AI Is Already Reshaping Independent Agency Economics
The independent channel isn't competing on relationship dinners alone anymore. As of Q1 2026, insurtech venture funding reached $1.6 billion, with 95% flowing to AI-focused companies despite deal count falling to just 81 transactions — the lowest since Q2 2016, according to industry funding trackers. The median insurtech deal size climbed to $10 million in Q1 2026, nearly double the $5.3 million peak during the 2021 funding surge. Globally, insurance industry technology spending is projected to increase by $173 billion in 2026, up 7.8% year-over-year.
The specific bets tell the strategic story. Corgi raised $160 million at a $1.3 billion valuation to expand its AI-driven insurance platform. Counterpart raised $50 million in a Series C to scale AI-driven small business insurance solutions. Outmarket AI raised $17 million to modernize brokerage workflows, launching a Proposal Builder that compresses proposal generation from hours to minutes — exactly the kind of operational leverage that lets a new agency punch above its headcount.

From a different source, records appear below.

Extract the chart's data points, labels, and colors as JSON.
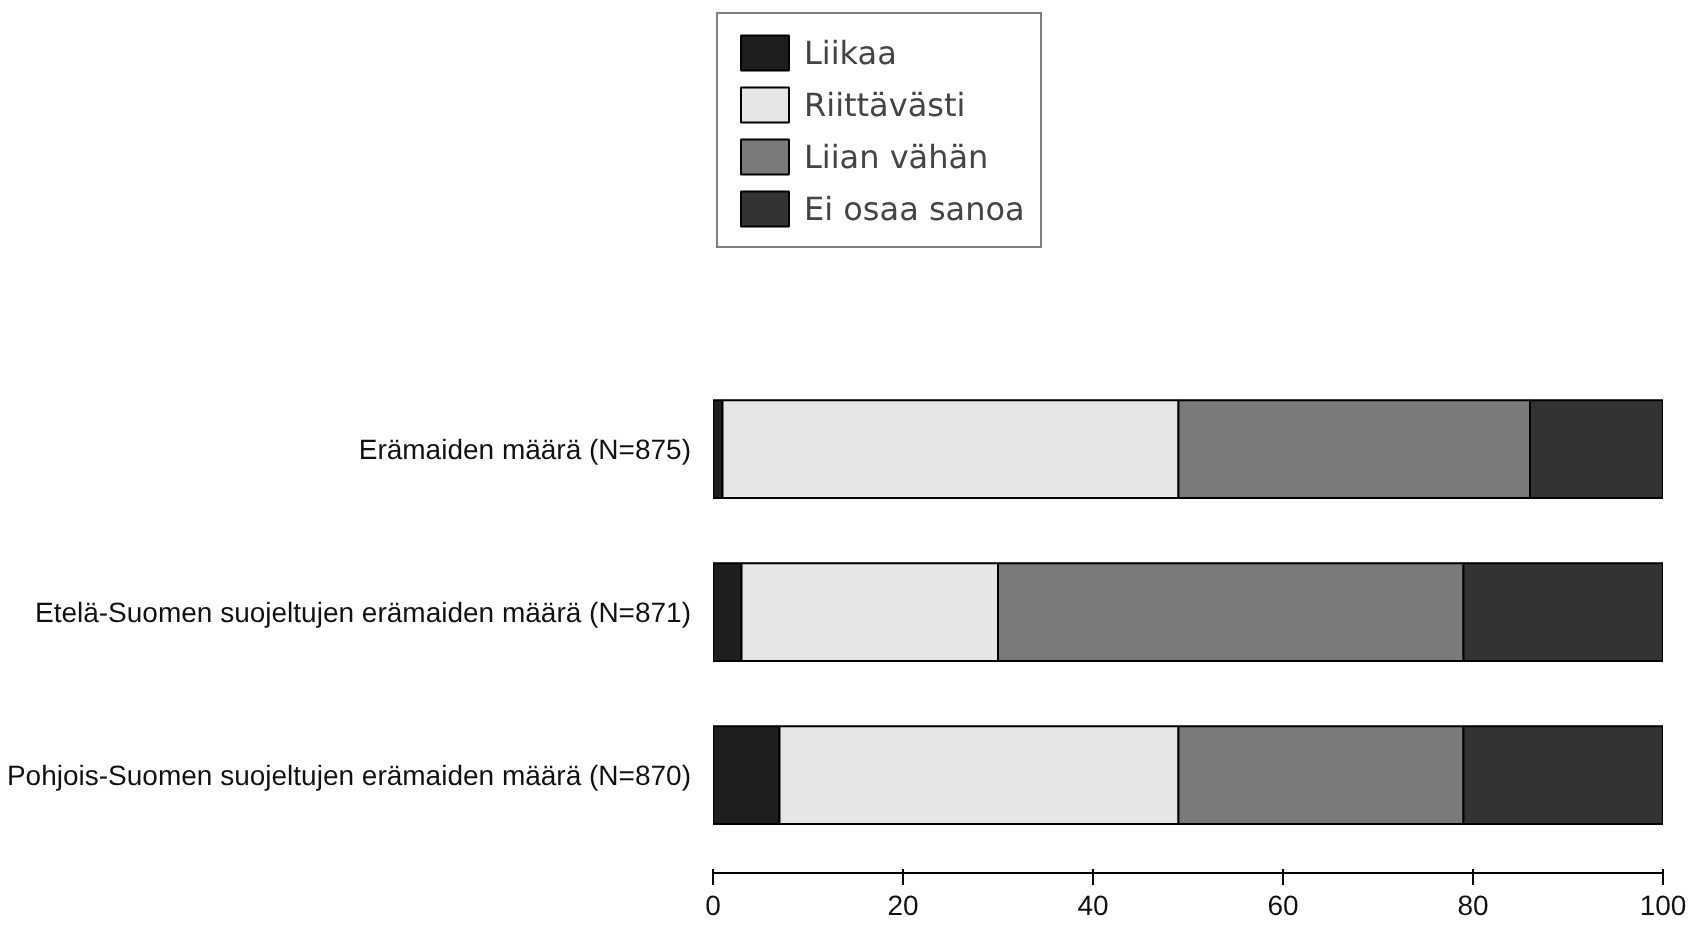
{
  "chart_data": {
    "type": "bar",
    "orientation": "horizontal",
    "stacked": true,
    "categories": [
      "Erämaiden määrä (N=875)",
      "Etelä-Suomen suojeltujen erämaiden määrä (N=871)",
      "Pohjois-Suomen suojeltujen erämaiden määrä (N=870)"
    ],
    "series": [
      {
        "name": "Liikaa",
        "color": "#1e1e1e",
        "values": [
          1,
          3,
          7
        ]
      },
      {
        "name": "Riittävästi",
        "color": "#e6e6e6",
        "values": [
          48,
          27,
          42
        ]
      },
      {
        "name": "Liian vähän",
        "color": "#7a7a7a",
        "values": [
          37,
          49,
          30
        ]
      },
      {
        "name": "Ei osaa sanoa",
        "color": "#333333",
        "values": [
          14,
          21,
          21
        ]
      }
    ],
    "xlim": [
      0,
      100
    ],
    "xticks": [
      0,
      20,
      40,
      60,
      80,
      100
    ],
    "grid": false,
    "legend": "top"
  }
}
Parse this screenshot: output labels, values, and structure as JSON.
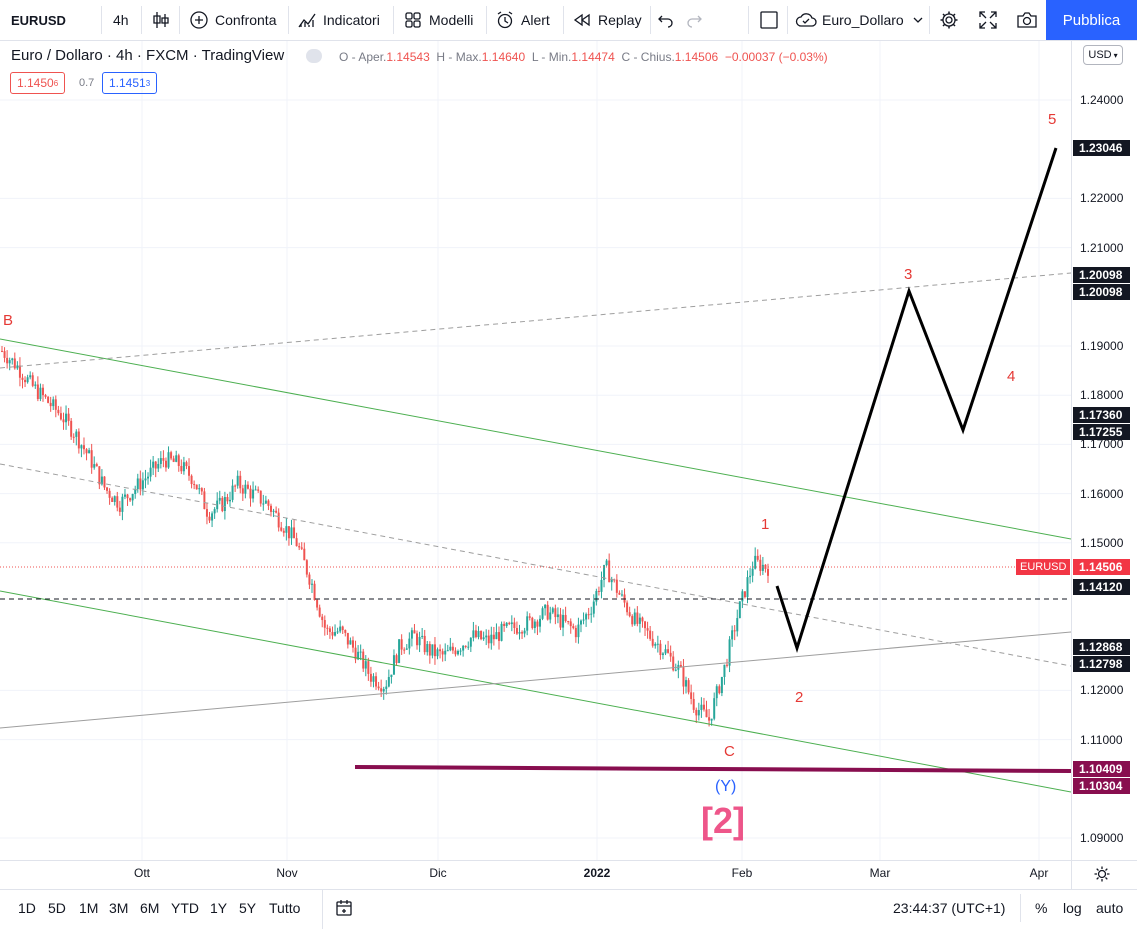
{
  "toolbar": {
    "symbol": "EURUSD",
    "interval": "4h",
    "compare_label": "Confronta",
    "indicators_label": "Indicatori",
    "templates_label": "Modelli",
    "alert_label": "Alert",
    "replay_label": "Replay",
    "layout_name": "Euro_Dollaro",
    "publish_label": "Pubblica"
  },
  "legend": {
    "title": "Euro / Dollaro · 4h · FXCM · TradingView",
    "open_label": "O - Aper.",
    "open": "1.14543",
    "high_label": "H - Max.",
    "high": "1.14640",
    "low_label": "L - Min.",
    "low": "1.14474",
    "close_label": "C - Chius.",
    "close": "1.14506",
    "change": "−0.00037 (−0.03%)",
    "bid_main": "1.1450",
    "bid_sup": "6",
    "spread": "0.7",
    "ask_main": "1.1451",
    "ask_sup": "3"
  },
  "currency_button": "USD",
  "y_axis_ticks": [
    "1.24000",
    "1.22000",
    "1.21000",
    "1.19000",
    "1.18000",
    "1.17000",
    "1.16000",
    "1.15000",
    "1.12000",
    "1.11000",
    "1.09000"
  ],
  "x_axis_ticks": [
    "Ott",
    "Nov",
    "Dic",
    "2022",
    "Feb",
    "Mar",
    "Apr"
  ],
  "price_labels": [
    "1.23046",
    "1.20098",
    "1.20098",
    "1.17360",
    "1.17255",
    "1.14506",
    "1.14120",
    "1.12868",
    "1.12798",
    "1.10409",
    "1.10304"
  ],
  "symbol_label": "EURUSD",
  "annotations": {
    "B": "B",
    "C": "C",
    "Y": "(Y)",
    "big2": "[2]",
    "w1": "1",
    "w2": "2",
    "w3": "3",
    "w4": "4",
    "w5": "5"
  },
  "bottom_bar": {
    "ranges": [
      "1D",
      "5D",
      "1M",
      "3M",
      "6M",
      "YTD",
      "1Y",
      "5Y",
      "Tutto"
    ],
    "time": "23:44:37 (UTC+1)",
    "percent": "%",
    "log": "log",
    "auto": "auto"
  },
  "colors": {
    "up": "#26a69a",
    "down": "#ef5350",
    "accent": "#2962ff",
    "channel": "#4caf50",
    "support_line": "#880e4f",
    "wave_label": "#e53935",
    "big_label": "#e91e63"
  },
  "chart_data": {
    "type": "candlestick",
    "symbol": "EURUSD",
    "interval": "4h",
    "x": [
      "Ott",
      "Nov",
      "Dic",
      "2022",
      "Feb",
      "Mar",
      "Apr"
    ],
    "close_path": [
      1.189,
      1.186,
      1.182,
      1.179,
      1.176,
      1.172,
      1.167,
      1.161,
      1.158,
      1.161,
      1.164,
      1.167,
      1.166,
      1.163,
      1.156,
      1.158,
      1.162,
      1.16,
      1.158,
      1.154,
      1.15,
      1.142,
      1.132,
      1.132,
      1.128,
      1.123,
      1.121,
      1.129,
      1.131,
      1.128,
      1.127,
      1.129,
      1.131,
      1.13,
      1.132,
      1.133,
      1.134,
      1.136,
      1.134,
      1.132,
      1.137,
      1.145,
      1.139,
      1.134,
      1.131,
      1.128,
      1.124,
      1.117,
      1.114,
      1.124,
      1.136,
      1.146,
      1.145
    ],
    "ylim": [
      1.085,
      1.245
    ],
    "projection": [
      1.1412,
      1.1287,
      1.201,
      1.1726,
      1.2305
    ]
  }
}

For claims management specifically, the operational shift is already measurable. Joel Raedeke of Broadspire stated that "low-complexity claims will pass through decision gates without human intervention in 2026." Justin Ricketts of Goosehead Insurance described AI as "a force multiplier, handling routine tasks while freeing up agents to build connections with clients." Greg Chandler of The Standard added that "2026 will distinguish companies implementing an AI strategy focused on business outcomes from those centered solely on efficiency." Generative AI adoption among insurers jumped close to 100% year-over-year, with 55% reporting early or full deployment — though 39% of agencies remain in exploratory phases, building AI knowledge rather than deploying it. For a new agency entering the market now, that 39% represents both competition that isn't fully optimized and a window to build a technology-forward operation before the gap closes.
Startup capital requirements for launching an independent insurance agency run approximately $40,000 to cover initial expenses — office space, errors-and-omissions (E&O) insurance (which protects agents against professional mistakes), and marketing — before accounting for living expenses during the customer-base-building period, per industry guidance. The business development background an Anderson Insurance Solutions-style founder brings is specifically the asset that compresses that ramp.
Bottom Line
The independent agency channel holds 62% of U.S. P&C market share, 87.7% of commercial lines, and a combined ratio that has improved three consecutive measurement periods. The personalization gap — 71% expect it, 28% receive it — is wide enough to anchor an entire agency growth strategy. That's the market Anderson Insurance Solutions is stepping into on June 23, 2026.
In my analysis, the agencies most likely to close that gap aren't the ones deploying AI fastest — they're the ones using AI for risk assessment workflows and claims management triage while keeping the advisory relationship genuinely human. The tool matters less than the judgment behind it. For small business owners evaluating options, the practical move is an actual insurance comparison: get quotes through an independent agent and two direct carriers, then compare sublimits and exclusions rather than just the premium line. The coverage difference is almost always larger than the price difference. Always consult a licensed insurance agent before making changes to your business or personal policy.
Disclaimer: This article is for informational and editorial purposes only and does not constitute insurance or financial advice. Consult a licensed insurance professional for personalized guidance. Research based on publicly available sources current as of June 23, 2026.